Rimini and colleagues presented a retrospective analysis of prospectively collected data in patients with nonviral HCC who received atezolizumab and bevacizumab vs lenvatinib.31 It included a broad population of 759 patients from 36 centers in 4 countries. The primary objective was OS. The population was broken down into subsets focusing on patients who had NAFLD and nonalcoholic steatohepatitis (NASH) vs non‑NAFLD and non-NASH subsets. The investigators were evaluating for nonviral HCC and whether the NAFLD patient population has different outcomes with these regimens.
Rachna T. Shroff, MD, MS:
For the overall population (N = 759), the lenvatinib median OS was 17.8 months vs 12.1 months in the atezolizumab and bevacizumab arm (unadjusted HR: 0.71; 95% CI: 0.5-1.06). There was improvement in the median PFS with lenvatinib (unadjusted HR: 0.64; 95% CI: 0.49-0.84). When the analyses were adjusted for clinical covariates, the HRs were statistically significant in favor of lenvatinib.
Rachna T. Shroff, MD, MS:
For the NAFLD and NASH population (n = 336), the lenvatinib arm had a median OS of 21.2 months vs 12.2 months in the atezolizumab and bevacizumab arm (unadjusted HR: 0.46; 95% CI: 0.25-0.88).
Again, there was improvement in the median PFS.
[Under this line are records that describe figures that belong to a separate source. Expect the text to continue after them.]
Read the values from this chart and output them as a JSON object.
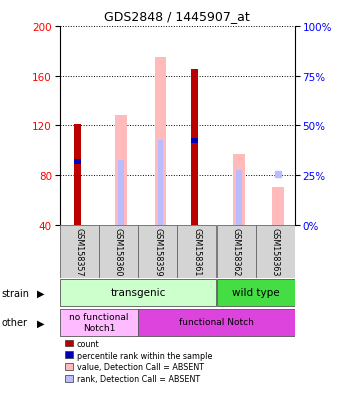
{
  "title": "GDS2848 / 1445907_at",
  "samples": [
    "GSM158357",
    "GSM158360",
    "GSM158359",
    "GSM158361",
    "GSM158362",
    "GSM158363"
  ],
  "ylim_left": [
    40,
    200
  ],
  "ylim_right": [
    0,
    100
  ],
  "yticks_left": [
    40,
    80,
    120,
    160,
    200
  ],
  "yticks_right": [
    0,
    25,
    50,
    75,
    100
  ],
  "count_values": [
    121,
    0,
    0,
    165,
    0,
    0
  ],
  "percentile_rank": [
    91,
    0,
    0,
    108,
    0,
    0
  ],
  "absent_value": [
    0,
    128,
    175,
    0,
    97,
    70
  ],
  "absent_rank": [
    0,
    92,
    108,
    0,
    84,
    0
  ],
  "absent_rank_dot": [
    0,
    0,
    0,
    0,
    0,
    81
  ],
  "color_count": "#bb0000",
  "color_rank": "#0000bb",
  "color_absent_value": "#ffbbbb",
  "color_absent_rank": "#bbbbff",
  "strain_groups": [
    {
      "label": "transgenic",
      "start": 0,
      "end": 4,
      "color": "#ccffcc"
    },
    {
      "label": "wild type",
      "start": 4,
      "end": 6,
      "color": "#44dd44"
    }
  ],
  "other_groups": [
    {
      "label": "no functional\nNotch1",
      "start": 0,
      "end": 2,
      "color": "#ffbbff"
    },
    {
      "label": "functional Notch",
      "start": 2,
      "end": 6,
      "color": "#dd44dd"
    }
  ],
  "legend_items": [
    {
      "label": "count",
      "color": "#bb0000"
    },
    {
      "label": "percentile rank within the sample",
      "color": "#0000bb"
    },
    {
      "label": "value, Detection Call = ABSENT",
      "color": "#ffbbbb"
    },
    {
      "label": "rank, Detection Call = ABSENT",
      "color": "#bbbbff"
    }
  ]
}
A univariate analysis demonstrated that other factors were associated with longer OS, including age, Barcelona Clinic Liver Cancer class, ALBI grade, neutrophil to lymphocyte ratio, and previous transarterial chemoembolization. Of course, there are multiple factors to consider in what could be driving this benefit.
Rachna T. Shroff, MD, MS:
The difference between lenvatinib and atezolizumab plus bevacizumab is not as striking with the non‑NAFLD/NASH population, where the median OS was 14.9 months with lenvatinib vs 11.6 months with atezolizumab and bevacizumab (unadjusted HR: 0.96; 95% CI: 0.6-1.54). There were no differences in unadjusted PFS or adjusted OS and PFS. Perhaps the NAFLD/NASH population is driving the difference in the overall patient population.
Rachna T. Shroff, MD, MS:
This retrospective evaluation included a large subset of patients with nonviral HCC. It appeared lenvatinib was associated with improved outcomes compared with atezolizumab and bevacizumab, but that the benefit was most notable in patients with NAFLD and NASH‑related HCC. It is important to highlight that prospective trials are really needed to validate these findings. It is a hypothesis‑generating statement to say that in patients with nonviral HCC, perhaps a multitargeting tyrosine kinase inhibitor like lenvatinib would be more beneficial than a combination of an immunotherapy and VEGF inhibitor. As we start to ask these questions and better understand these subsets, we will, hopefully, be able to answer these in a prospective manner. If etiology is absolutely driving outcomes, it will be important, as we have more and more therapies available to us, to know what the ‘right’ first‑line therapy could be.
Joleen Hubbard, MD:
I agree that this retrospective study is very interesting and hypothesis generating. It needs to be validated in a prospective study in a randomized population, but it is exciting and may identify a patient population that could benefit from starting with lenvatinib or a multikinase inhibitor first. If these benefits are validated, it may help us narrow down how to strategically use the multitude of agents that we now have approved for HCC.